Salesforce documents 5 canonical patterns. Understanding them helps choose the right one.
1. Request-Reply (Synchronous)
- Salesforce calls external (or vice versa); waits for response.
- Use case: real-time data lookup ("get current inventory").
- Tooling: REST/SOAP callouts, External Services for declarative.
- Trade-off: blocking; failure mode is ambiguous.
2. Fire-and-Forget
- Salesforce sends data; doesn't wait for response.
- Use case: notifications, audit logging.
- Tooling: Outbound Messages, Platform Events.
- Trade-off: no confirmation of receipt; need separate retry mechanism.
3. Batch Data Synchronization
- Periodic bulk sync of large datasets.
- Use case: nightly reload of inventory, weekly sync of price lists.
- Tooling: Bulk API 2.0, Heroku Connect, ETL tools.
- Trade-off: not real-time; data drift between syncs.
4. Remote Process Invocation (Request-Reply with Process)
- Salesforce kicks off a long-running process in external; gets ID; checks status later.
- Use case: complex computation, AI inference, long workflows.
- Tooling: Heroku/Functions with async pattern; webhook callback when done.
5. UI Update Based on Data Changes
- Salesforce displays data from external system; UI must refresh when source changes.
- Use case: real-time inventory in a sales app.
- Tooling: Salesforce Connect (External Objects), Streaming API for push.
Modern additions:
6. Pub/Sub Eventing
- Decouple via events. Publishers don't know subscribers; subscribers react.
- Use case: distributed system architecture.
- Tooling: Platform Events, Change Data Capture, Pub/Sub API.
Anti-patterns:
- Polling externally every 5 minutes instead of subscribing to events.
- Synchronous chatty calls — multiple round trips per page load.
- Caching for too long — stale data confuses users.
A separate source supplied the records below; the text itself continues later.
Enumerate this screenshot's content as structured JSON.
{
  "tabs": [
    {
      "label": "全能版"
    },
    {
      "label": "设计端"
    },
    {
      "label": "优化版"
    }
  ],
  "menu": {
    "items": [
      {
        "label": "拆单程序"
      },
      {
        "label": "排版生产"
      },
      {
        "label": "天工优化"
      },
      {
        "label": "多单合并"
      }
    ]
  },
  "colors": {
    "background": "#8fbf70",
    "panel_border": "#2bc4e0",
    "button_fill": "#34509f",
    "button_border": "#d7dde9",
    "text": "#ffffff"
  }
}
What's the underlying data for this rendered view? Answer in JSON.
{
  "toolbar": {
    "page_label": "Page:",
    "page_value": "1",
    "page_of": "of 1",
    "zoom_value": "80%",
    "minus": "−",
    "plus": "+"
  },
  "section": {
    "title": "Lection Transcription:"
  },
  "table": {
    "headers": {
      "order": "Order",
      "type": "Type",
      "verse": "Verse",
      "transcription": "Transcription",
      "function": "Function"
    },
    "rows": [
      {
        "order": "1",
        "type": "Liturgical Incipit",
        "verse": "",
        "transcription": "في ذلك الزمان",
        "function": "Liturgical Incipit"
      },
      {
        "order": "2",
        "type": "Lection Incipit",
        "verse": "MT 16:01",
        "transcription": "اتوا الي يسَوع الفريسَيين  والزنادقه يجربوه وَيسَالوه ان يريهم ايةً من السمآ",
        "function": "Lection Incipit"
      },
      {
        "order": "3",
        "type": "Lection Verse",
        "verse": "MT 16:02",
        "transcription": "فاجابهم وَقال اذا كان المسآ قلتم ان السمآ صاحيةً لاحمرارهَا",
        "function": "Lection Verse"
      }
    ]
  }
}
- No retry / error handling — transient failures lose data permanently.
Decision drivers:
- Latency requirement (real-time vs hourly vs daily).
- Volume (10/day vs 10M/day).
- Reliability requirement (best-effort vs guaranteed delivery).
- Cost (synchronous calls hit API limits; bulk is cheaper per-record).
Senior consultants pick the integration pattern from the user-experience requirement backwards, not from "what's available".